Die Sedimente der Badlands im Provincial Park entstanden über einen Zeitraum von etwa 1,5 Mio. Jahren während der späten Kreidezeit und lassen sich in drei verschiedenen geologischen Schichten einteilen. Die Füße der Felsen weisen die ältesten Sedimente auf. Darauf schichtet sich die Schicht mit den Fossilien der Dinosaurier, diese wird wiederum von der marinen Bearpaw-Formation überlagert. Die mittlere Schicht weist die meisten Dinosaurierfossilien auf, diese stammen aus einer Zeit zwischen 77 Mio. Jahren und 75 Mio. Jahren.


Klima:

Das Klima im Park ist ein semi-arides Kontinentalklima der Prärien der Great Plains. Die Sommer sind heiß, schwül und halbwegs trocken mit heftigen Gewitterstürmen. Die Winter sind sehr kalt, trocken und weisen mäßigen Schneefall auf. Der Spätfrühling und Frühsommer weist vergleichsweise hohe Niederschlagsmengen im Gegensatz zum gesamten Jahr auf. Dennoch kommt es zu häufigen und langen Dürreperioden.


Fossilien:

Die Fossilien des Parks werden in Museen der ganzen Welt ausgestellt und gezeigt. Das 100 km nördlich vom Midland Provincial Park gelegenen Royal Tyrell Museum of Palaeontology in Drumheller ist eins der vielen. Die Badlands-Formationen weisen Fossilien der vorletzten Stufe der Kreidezeit auf, d. h. um die 75 Mio. Jahren. Zu dieser Zeit war Alberta eine subtropische Küste. Zu den bekannten hier gefunden Dinosauriern zählen der Parasaurolophus , Daspletosaurus, Ankylosaurus und Styracosaurus.


Natur, Fauna und Flora:

Heute ist der Park ein einzigartiges Ökosystem inmitten der weiten nordamerikanischen Prärie. Der Park weist eine Ausdehnung von etwa 73,3 km².

Flora und Fauna:

Zu den vorkommenden Pflanzen zählen die Cottonwood-Bäume (amerikanische Pappeln) und Kakteen.

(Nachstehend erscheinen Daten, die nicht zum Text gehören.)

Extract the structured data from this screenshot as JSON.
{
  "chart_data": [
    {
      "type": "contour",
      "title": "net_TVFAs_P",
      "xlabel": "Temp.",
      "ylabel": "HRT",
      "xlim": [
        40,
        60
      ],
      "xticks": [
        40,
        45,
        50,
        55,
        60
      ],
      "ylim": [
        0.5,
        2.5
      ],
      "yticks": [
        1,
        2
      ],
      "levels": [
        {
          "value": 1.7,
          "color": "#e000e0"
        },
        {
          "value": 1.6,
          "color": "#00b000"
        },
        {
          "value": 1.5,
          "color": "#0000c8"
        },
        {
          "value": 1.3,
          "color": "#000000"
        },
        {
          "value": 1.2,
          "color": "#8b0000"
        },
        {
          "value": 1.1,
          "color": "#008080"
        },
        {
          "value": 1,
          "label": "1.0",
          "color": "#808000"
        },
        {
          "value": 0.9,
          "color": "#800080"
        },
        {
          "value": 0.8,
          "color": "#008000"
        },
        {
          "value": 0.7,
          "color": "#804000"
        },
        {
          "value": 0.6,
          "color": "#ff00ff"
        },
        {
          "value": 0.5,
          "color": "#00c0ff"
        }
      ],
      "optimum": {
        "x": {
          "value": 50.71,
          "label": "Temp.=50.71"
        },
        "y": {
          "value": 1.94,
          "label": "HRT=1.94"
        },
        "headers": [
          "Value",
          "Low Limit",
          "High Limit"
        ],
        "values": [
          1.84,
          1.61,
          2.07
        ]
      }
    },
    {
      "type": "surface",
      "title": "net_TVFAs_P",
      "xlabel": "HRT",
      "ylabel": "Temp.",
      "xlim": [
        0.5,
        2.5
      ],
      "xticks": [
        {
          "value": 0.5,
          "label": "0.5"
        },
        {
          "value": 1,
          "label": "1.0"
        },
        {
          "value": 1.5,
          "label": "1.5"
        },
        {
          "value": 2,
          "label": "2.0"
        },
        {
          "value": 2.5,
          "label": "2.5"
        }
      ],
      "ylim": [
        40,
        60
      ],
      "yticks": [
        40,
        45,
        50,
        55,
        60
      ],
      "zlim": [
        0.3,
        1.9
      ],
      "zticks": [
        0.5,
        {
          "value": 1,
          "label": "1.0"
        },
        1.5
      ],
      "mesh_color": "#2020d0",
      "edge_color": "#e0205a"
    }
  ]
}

Unter den zahlreichen Tierarten sind Kojoten, Gabelböcke, Kanadagänse, Klapperschlangen und Strumpfbandnattern.

Naturschutz:

Seit 1955 gehört der Provinzpark zu den Schutzgebieten der IUCN-Kategorien Ia, d. h. ein strenges Naturreservat. Im Jahr 1979 wurde er zum UNESCO-Weltnaturerbe erklärt, aufgrund seiner beeindruckende Landschaften zwischen Prärien, Wäldern und Badlands und den zahlreichen Fossilfunden.